Kosten synoniem met gelden.
Het werkwoord kosten werd in de 17e eeuw in vele gevallen gebezigd, waar we thans gelden zouden gebruiken. Waar we nu zeggen dat geldt u, betreft u, zei men toen dat kost u. Zie Oudemans' Bijdr. in voce. Zoo ook in Vondels Leeuwendalers, vs. 1944. De Wildeman staat met pijl en boog gereed om de beide gelieven, Adelaert en Hageroos, te doorschieten.
‘Ghy zult 'er beide kleven.
Ick ken noch maeght, noch knecht, wie achter staet of voor.
De boogh en pijl zijn blint. Dat kost, dat gaet 'er door.’
Van Lennep, met het hedendaagsche spraakgebruik te rade gaande, omschrijft minder juist: dat komt duur te staan. We moeten lezen: dat geldt, dat gaat er door.
Een zeer eigenaardig gebruik van het werkwoord kosten in de staande uitdrukking dat kost of met het pers. vnw. je verbonden, dat kostje, treffen we in onze zeventiende-eeuwsche kluchtspelen aan. B.v.:
Dat kost dan weêr na huys, hier langer niet te kijken.
Soolmans, De Gedwongen Doctor, 1671, bl. 11.
Dat koster heen. Ibid. bl. 37.
Nou dat kostje nae huys, 'k moetme in dit nacht-gaen verkloecken.
W.D. Hooft, Jan Saly, bl. 26.
Nou dat kostje al saghjens voort, dus propertjes met drachten.
Ibid. bl. 45. Zie ook aldaar bl. 27, 40.
Zie dat kostje na myn Vrou.
J. Noozeman, De Hollebollige Romboud, 1732, bl. 21.

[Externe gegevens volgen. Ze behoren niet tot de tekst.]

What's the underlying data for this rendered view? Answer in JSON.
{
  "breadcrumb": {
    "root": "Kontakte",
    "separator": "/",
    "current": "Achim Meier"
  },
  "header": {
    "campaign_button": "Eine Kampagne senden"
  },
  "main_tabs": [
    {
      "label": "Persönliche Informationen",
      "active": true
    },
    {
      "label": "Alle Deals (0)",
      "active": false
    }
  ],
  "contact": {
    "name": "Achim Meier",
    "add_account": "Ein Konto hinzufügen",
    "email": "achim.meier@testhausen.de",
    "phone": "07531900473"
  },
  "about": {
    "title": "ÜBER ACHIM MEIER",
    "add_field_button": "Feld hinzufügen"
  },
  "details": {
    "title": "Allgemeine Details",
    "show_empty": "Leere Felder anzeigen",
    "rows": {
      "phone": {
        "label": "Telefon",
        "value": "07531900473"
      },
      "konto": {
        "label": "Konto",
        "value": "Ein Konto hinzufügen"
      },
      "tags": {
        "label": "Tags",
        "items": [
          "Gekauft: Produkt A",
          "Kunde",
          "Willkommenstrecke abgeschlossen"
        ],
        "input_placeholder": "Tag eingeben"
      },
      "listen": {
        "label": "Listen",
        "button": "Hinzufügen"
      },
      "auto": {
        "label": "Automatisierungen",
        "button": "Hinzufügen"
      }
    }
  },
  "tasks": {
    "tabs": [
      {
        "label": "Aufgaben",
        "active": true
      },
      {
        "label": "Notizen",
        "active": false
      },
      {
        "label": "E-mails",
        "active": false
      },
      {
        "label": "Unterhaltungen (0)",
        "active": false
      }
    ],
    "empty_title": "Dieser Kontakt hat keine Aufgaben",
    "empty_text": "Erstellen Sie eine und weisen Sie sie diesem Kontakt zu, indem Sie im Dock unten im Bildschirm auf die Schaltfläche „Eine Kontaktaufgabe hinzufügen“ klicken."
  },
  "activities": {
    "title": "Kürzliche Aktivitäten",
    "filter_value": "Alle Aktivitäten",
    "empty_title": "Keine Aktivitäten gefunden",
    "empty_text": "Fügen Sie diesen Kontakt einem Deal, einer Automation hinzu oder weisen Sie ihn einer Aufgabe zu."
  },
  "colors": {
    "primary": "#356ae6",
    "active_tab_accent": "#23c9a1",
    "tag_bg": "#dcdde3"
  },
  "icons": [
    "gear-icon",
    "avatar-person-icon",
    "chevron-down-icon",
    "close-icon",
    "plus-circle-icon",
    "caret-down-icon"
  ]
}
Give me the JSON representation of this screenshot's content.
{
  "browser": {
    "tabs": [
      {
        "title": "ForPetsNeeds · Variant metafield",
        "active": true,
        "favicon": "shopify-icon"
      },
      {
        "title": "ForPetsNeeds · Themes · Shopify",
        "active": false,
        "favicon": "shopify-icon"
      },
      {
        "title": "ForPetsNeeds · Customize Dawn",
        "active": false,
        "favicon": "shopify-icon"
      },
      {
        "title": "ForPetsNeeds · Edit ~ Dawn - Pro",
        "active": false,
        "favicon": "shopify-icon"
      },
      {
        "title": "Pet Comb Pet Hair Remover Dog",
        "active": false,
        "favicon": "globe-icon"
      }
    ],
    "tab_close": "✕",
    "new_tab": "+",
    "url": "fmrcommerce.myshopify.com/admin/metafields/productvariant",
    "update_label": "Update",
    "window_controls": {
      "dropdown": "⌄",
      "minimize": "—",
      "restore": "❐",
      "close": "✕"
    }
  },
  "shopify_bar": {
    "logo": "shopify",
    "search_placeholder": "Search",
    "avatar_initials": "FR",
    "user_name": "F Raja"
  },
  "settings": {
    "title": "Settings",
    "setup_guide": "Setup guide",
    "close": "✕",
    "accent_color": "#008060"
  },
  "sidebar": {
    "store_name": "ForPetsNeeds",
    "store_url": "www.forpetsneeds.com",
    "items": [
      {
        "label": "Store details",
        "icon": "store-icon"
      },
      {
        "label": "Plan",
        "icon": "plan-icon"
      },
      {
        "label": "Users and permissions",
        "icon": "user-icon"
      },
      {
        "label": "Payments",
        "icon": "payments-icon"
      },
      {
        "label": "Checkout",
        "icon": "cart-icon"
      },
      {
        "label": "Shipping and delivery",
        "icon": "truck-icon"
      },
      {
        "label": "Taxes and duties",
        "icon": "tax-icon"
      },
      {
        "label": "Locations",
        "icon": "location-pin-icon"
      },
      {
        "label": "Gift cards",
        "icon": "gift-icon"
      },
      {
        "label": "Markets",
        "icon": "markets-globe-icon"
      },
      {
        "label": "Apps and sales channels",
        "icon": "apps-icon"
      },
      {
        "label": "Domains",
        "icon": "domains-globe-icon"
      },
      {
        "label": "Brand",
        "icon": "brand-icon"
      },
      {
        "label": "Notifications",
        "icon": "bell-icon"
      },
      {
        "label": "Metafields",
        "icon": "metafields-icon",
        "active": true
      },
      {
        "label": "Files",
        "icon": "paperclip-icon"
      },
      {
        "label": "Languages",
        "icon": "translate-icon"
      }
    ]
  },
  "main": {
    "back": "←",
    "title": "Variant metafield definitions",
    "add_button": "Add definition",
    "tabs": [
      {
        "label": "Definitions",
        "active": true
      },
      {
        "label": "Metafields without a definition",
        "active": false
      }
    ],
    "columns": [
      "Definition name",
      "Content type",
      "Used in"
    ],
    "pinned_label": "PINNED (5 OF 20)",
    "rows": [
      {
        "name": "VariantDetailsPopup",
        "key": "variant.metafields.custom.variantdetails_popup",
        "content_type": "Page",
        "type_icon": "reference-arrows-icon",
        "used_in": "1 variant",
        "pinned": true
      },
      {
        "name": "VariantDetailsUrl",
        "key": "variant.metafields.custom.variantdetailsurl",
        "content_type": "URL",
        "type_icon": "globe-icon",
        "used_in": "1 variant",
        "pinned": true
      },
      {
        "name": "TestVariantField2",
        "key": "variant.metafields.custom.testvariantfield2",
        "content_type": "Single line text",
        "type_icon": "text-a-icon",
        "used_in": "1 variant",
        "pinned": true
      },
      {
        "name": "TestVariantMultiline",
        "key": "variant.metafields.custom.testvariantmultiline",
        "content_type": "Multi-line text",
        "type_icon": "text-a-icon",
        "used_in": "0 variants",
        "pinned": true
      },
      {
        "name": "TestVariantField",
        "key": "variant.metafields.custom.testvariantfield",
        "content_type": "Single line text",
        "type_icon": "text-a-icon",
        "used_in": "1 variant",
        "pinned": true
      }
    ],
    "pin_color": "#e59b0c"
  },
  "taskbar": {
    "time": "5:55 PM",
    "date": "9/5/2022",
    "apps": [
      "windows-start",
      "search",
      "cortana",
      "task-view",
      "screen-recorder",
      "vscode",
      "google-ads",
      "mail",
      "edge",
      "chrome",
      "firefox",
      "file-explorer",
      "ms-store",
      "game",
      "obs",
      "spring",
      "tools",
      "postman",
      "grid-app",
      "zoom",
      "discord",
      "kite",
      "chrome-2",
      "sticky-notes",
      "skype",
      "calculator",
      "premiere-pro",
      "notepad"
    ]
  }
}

Dat men in dergelijke, nu verouderde zinwendingen ook het werkwoord gelden gebruikte, blijkt uit de volgende plaats in Huygens' Journael Van de gedenckwaerdige Kijckreis gedaen in 't Jaer 1660, waar we lezen:
Soo gold 't op Rotterdam: elck hiel sich bly van geest;
Schoon elck te Rotterdam syn' buyck voll was geweest.
Grijpskerk.
K. Poll.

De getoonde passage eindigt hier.